Remnants of Reminiscence, 2023

Cyanotype & Embroidery on Arches Paper 

In this series of cyanotype prints, I explore the profound impact of loss and grief, specifically through the lens of my personal experience. Having lost my father at a tender age and my grandmother a few years later, I have grappled with the question of how we remember our loved ones after they pass away. Do we hold onto memories, photographs, or possessions? Or do they exist solely within the fragments of our own minds?

These objects are vessels of memory, carrying within them a multitude of stories and cherished moments. Through the medium of cyanotype, I aim to capture the ethereal and elusive nature of these memories, allowing them to manifest visually and tangibly.

In "Reminisce of Remnants," I seek to immortalize these fleeting memories, to preserve the essence of my loved ones in tangible form. Each object depicted holds within it not just a physical presence but a multitude of emotions and connections. The images serve as a homage to their existence in my life and a testament to the enduring power of memory.

Through the intricate process of cyanotype printing, the rich blue hues evoke a sense of melancholy and nostalgia, mirroring the complex emotions associated with loss. The objects depicted in the series become symbolic vessels that transcend their materiality, becoming gateways to a world of shared experiences and enduring connections.

my papa's cellphone

The Nokia 6600, a relic of a bygone era, stands as a time capsule of memories. Its faded blue exterior, worn with the passage of time, holds within it the echoes of a poignant moment in my life. On that fateful night, with my father's reassuring presence beside me, we captured family pictures together using this very phone. Little did I know that those would be the last photographs we would take together.

Since that day in 2005, the Nokia 6600 has remained dormant, its screen forever blank. Yet, its significance transcends its mere functionality. This humble device, now kept safely alongside my father's cherished jewelry, serves as a vessel of remembrance—a tangible connection to a man I loved and lost too soon.

Sometimes, when I hold the Nokia 6600 in my hands, a rush of emotions overtakes me. It's as if the weight of the device carries more than just memories—it carries my father's essence, his spirit. In those moments, I can almost hear his laughter, see his warm smile, and feel his love enveloping me once again.

In my journey of grief, I have discovered that loss can manifest itself in unexpected ways. It can shape our behaviors, warp our perceptions, and create complex emotional landscapes. My longing for my father, deeply ingrained in my being, manifests in an unconscious yearning to reach out to him through his phone. I find myself dialing his number, a reflex born out of a once playful game of missed calls, but reality intervenes, reminding me that his number now belongs to another.

my nani's clutch

I fondly remember my nani, a woman of refined taste and elegance. She possessed an exquisite collection of saris and shawls, and her love for textiles knew no bounds. Each piece was meticulously chosen, reflecting her timeless style and grace. But there was more to her than just her impeccable fashion sense.
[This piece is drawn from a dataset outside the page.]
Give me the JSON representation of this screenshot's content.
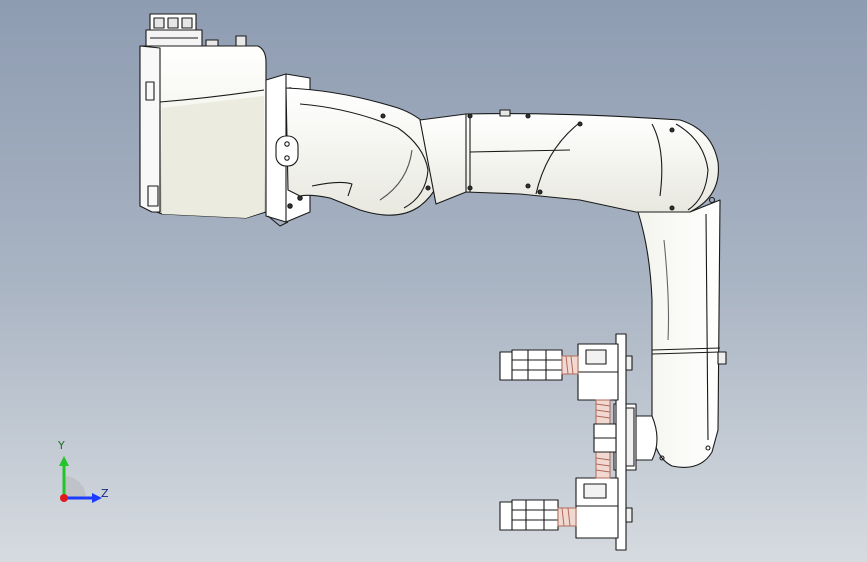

Nani had a unique way of pairing her ensembles. With her traditional salwar suits, she would wear moccasins, adding a touch of unexpected charm to her outfits. It was a reflection of her ability to effortlessly blend tradition with contemporary elements. And then there was her little clutch, a small accessory that seemed to hold a world of wonder. It was a treasure trove, never running out of money, always ready to surprise and delight.

But what intrigued me the most was Nani's practice of tying knots on the corners of her shawls or dupattas whenever she lost something. She believed that each knot would serve as a gentle reminder that she was searching for something dear to her heart. More often than not, it was her beloved clutch that had mysteriously vanished. It was as if the act of tying a knot symbolized her unwavering determination to reunite with her lost possession.

Recently, I stumbled upon a revelation that brought me closer to understanding Nani's essence. She had been an avid hand embroiderer since childhood, crafting intricate designs on bed sheets and wall hangings. This newfound knowledge was a beautiful revelation, showcasing a side of Nani that I had never known before. Those hand-embroidered pieces may have been created for the family, but they were undeniably works of art, each stitch reflecting her creativity and love for craftsmanship.

As I reflect on Nani's life and legacy, I find myself drawn to the embroidery on her clutch. It serves as a bridge between her and me, a tangible connection that reaches across time and space. With each intricate thread, I feel her presence, her passion for textiles and art reverberating through the delicate patterns.

The embroidered clutch becomes a symbol of more than just a lost possession; it becomes a symbol of reaching out to my nani, a way of embracing her memory and cherishing the rich tapestry of her life. In those threads, I find comfort, knowing that her love for textiles and embroidery lives on within me, connecting our souls through the artistry that runs through our veins.